I have 2 vectors $u$ and $v$ given in $\mathbb R^4$, e.g. $u = (-1,-2,3,4)$ and $v=(1,-2,-3,5)$
I also have $Ax=b$ which is an under-determined system; meaning, if $A$ is $m\times n$, then $m\le n$.

We define a 2 dimensional plane as follows $K=\{x\in \mathbb R^4:\, u^Tx = 1,\,v^Tx = 1\}$.

I need to find the projection of some point $z = (1,2,2,1)$ on $K$ plane by formulating a least-norm problem.

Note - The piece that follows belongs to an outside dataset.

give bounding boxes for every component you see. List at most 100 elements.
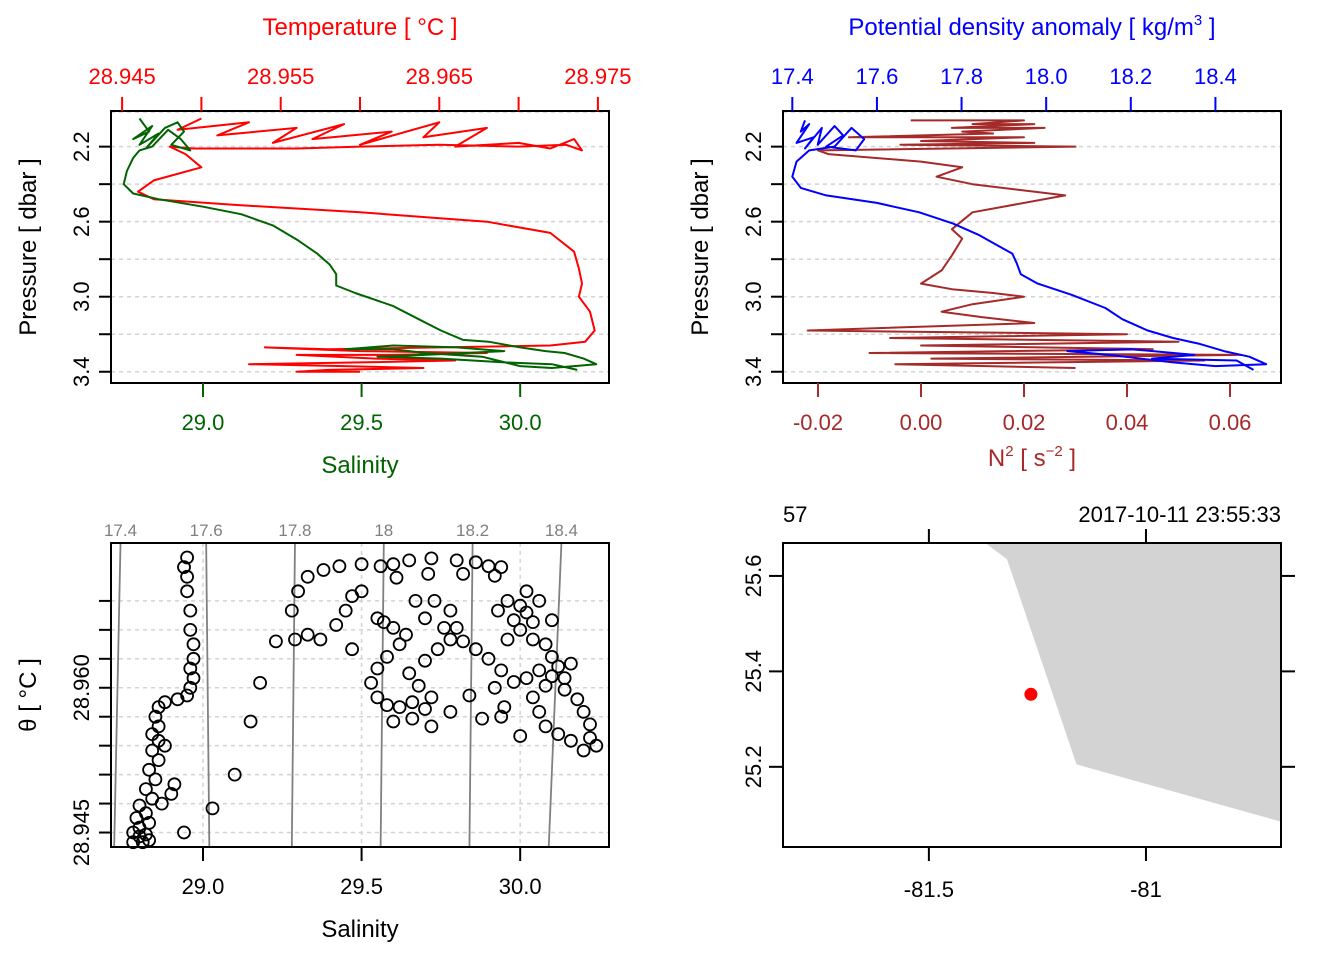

I know that I can use $x=A'(AA')^{-1}\setminus b$ this formula to solve the least-norm problem.

Thanks

Answer 1

Let $x = \text{proj}_K(z) - z$. Then $x$ is the vector of least norm such that $z + x$ belongs to $K$. You can now find a least norm solution to the system of two equations that must be satisfied by $x$.

Answer 2

Note that $K$ is equivalent to the solutions $x$ of $Ax=\begin{bmatrix}1\\1\end{bmatrix}$, where $A=\begin{bmatrix}u^T\\v^T\end{bmatrix}$.

$x$ can then be calculated in MATLAB with

x=A/b

This will be the projection onto the plane, with $b$ defined as $b=[1,1]^T$.